Quand le jazz est là, le tango ne s’en va pas. Louise Jallu rend hommage au grand Astor Piazzolla avec son bandonéon et des musiciens de jazz (sur le disque, elle a embarqué la Philharmonie de Paris). Hommage interprétation, réinterprétation. Fidèle et libre : « Si l’on prétend apporter quelque chose de nouveau, il s’agit de faire autre chose. S’emparer de sa musique comme s’il s’agissait d’un standard et l’amener ailleurs » a-t-elle dit sur France-Culture..

Manu Katché (21h45)

Il a d’abord manié les baguettes au conservatoire de Paris. Mais le classique menant à tout à condition d’en sortir, Manu Katché s’est dévergondé avec le rock et la pop. Du coup, il va oublier les orchestres symphoniques pour les studios de pas mal de monde de la chanson. Peter Gabriel, en l’invitant à enregistrer, l’entraînera encore plus loin, géographiquement et musicalement. Le son de ses percussions est dit-on, reconnaissable entre tous, fait de classique, de rock, et jazz, évidemment. Surtout.

Jeudi 16 septembre

Sarah Lancman (20 heures)

Française mais artiste internationale, pianiste et chanteuse (d’abord), Sarah Lancman arrive en quintet pour un hommage à Paris, thème de son dernier album, sur lequel elle reprend L’hymne à l’amour de Piaf, qui n’est pas notre préféré mais que l’on peut aimer.

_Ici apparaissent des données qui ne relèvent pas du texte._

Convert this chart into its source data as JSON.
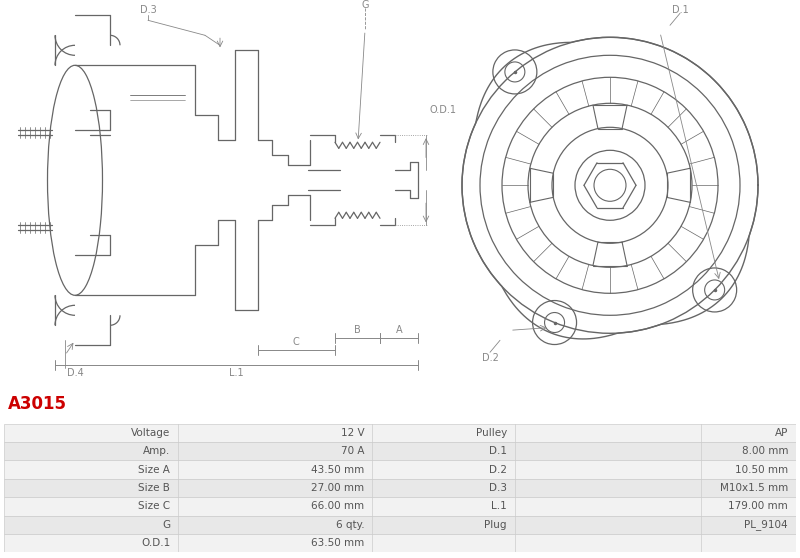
{
  "title": "A3015",
  "title_color": "#cc0000",
  "table_rows": [
    [
      "Voltage",
      "12 V",
      "Pulley",
      "AP"
    ],
    [
      "Amp.",
      "70 A",
      "D.1",
      "8.00 mm"
    ],
    [
      "Size A",
      "43.50 mm",
      "D.2",
      "10.50 mm"
    ],
    [
      "Size B",
      "27.00 mm",
      "D.3",
      "M10x1.5 mm"
    ],
    [
      "Size C",
      "66.00 mm",
      "L.1",
      "179.00 mm"
    ],
    [
      "G",
      "6 qty.",
      "Plug",
      "PL_9104"
    ],
    [
      "O.D.1",
      "63.50 mm",
      "",
      ""
    ]
  ],
  "table_bg_even": "#f2f2f2",
  "table_bg_odd": "#e8e8e8",
  "table_border": "#cccccc",
  "line_color": "#666666",
  "dim_color": "#888888",
  "text_color": "#555555"
}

On est plus proche de Michel Legrand que de Dave Brubeck, c’est frais et agréable. Un moment plutôt romantique, finalement.

Hugh Coltman (21h45)

Anglais réfugié à Paris, échappé de son groupe de rock The Hoax, Hugh Coltman chante un peu dans la même cour que Sarah Lancman. On effleure la variété, on retrouve les grandes voix du jazz (Nat King Cole, par exemple, lors d’un festival breton). La voix, à peine éraillée, coule fluide, le bonhomme suinte le rythme du jazz des débuts. Normal, quand on sait que sa carrière solo a débuté en compagnie de John Lee Hooker, B.B. King et Buddy Guy.

Jeudi 16 septembre

Alain Jean-Marie et Diego Imbert (20 heures)

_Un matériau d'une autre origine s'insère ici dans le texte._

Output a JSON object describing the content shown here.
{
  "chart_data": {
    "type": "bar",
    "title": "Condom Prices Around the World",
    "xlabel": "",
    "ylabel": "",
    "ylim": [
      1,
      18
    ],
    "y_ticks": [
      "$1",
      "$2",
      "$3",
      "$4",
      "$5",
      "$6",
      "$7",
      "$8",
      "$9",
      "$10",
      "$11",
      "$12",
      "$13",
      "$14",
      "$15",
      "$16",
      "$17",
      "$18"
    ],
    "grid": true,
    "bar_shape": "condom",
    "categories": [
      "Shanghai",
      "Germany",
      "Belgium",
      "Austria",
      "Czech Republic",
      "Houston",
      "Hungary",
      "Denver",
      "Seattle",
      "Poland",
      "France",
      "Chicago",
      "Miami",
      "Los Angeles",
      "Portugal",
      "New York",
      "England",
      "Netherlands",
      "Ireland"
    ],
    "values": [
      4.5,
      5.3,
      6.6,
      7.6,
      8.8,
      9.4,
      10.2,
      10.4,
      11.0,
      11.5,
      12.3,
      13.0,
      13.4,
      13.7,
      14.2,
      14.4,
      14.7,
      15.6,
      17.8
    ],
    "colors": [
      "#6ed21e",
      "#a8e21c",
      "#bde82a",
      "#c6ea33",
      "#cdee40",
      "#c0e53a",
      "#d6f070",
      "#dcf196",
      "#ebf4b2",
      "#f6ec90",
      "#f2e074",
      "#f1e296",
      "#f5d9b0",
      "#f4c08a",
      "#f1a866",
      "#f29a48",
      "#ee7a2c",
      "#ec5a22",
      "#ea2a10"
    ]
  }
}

Duo complice entre un contrebassiste (Diego Imbert) et un pianiste (Alain Jean-Marie). C’est beau comme du Bill Evans et ça tombe bien car les duettistes ont voulu retrouver l’esprit qui a réuni le grand Bill et le non moins grand Eddy Gomez il y a quelques lustres. Que c’est bon de replonger dans un jazz qui n’est évidemment simple qu’en apparence. N’est-ce pas, Petrucciani ?

Delgrès (21h45)

Un power trio (avec hélicon, c’est rare !) composé de Pascal Danae, Baptiste Brondy et Rafgee, qui sent bon le reggae, modernisé néanmoins. Eux appellent ça du blues caribéen. Le rap n’est pas loin mais l’ensemble est sympa. Raison le plus pour le mettre dans son réveil numérique, pas forcément à 4 heures du mat’ (titre de leur dernier album).

Samedi 18 septembre

Abraham Réunion feat Arnaud Dolmen (20 heures)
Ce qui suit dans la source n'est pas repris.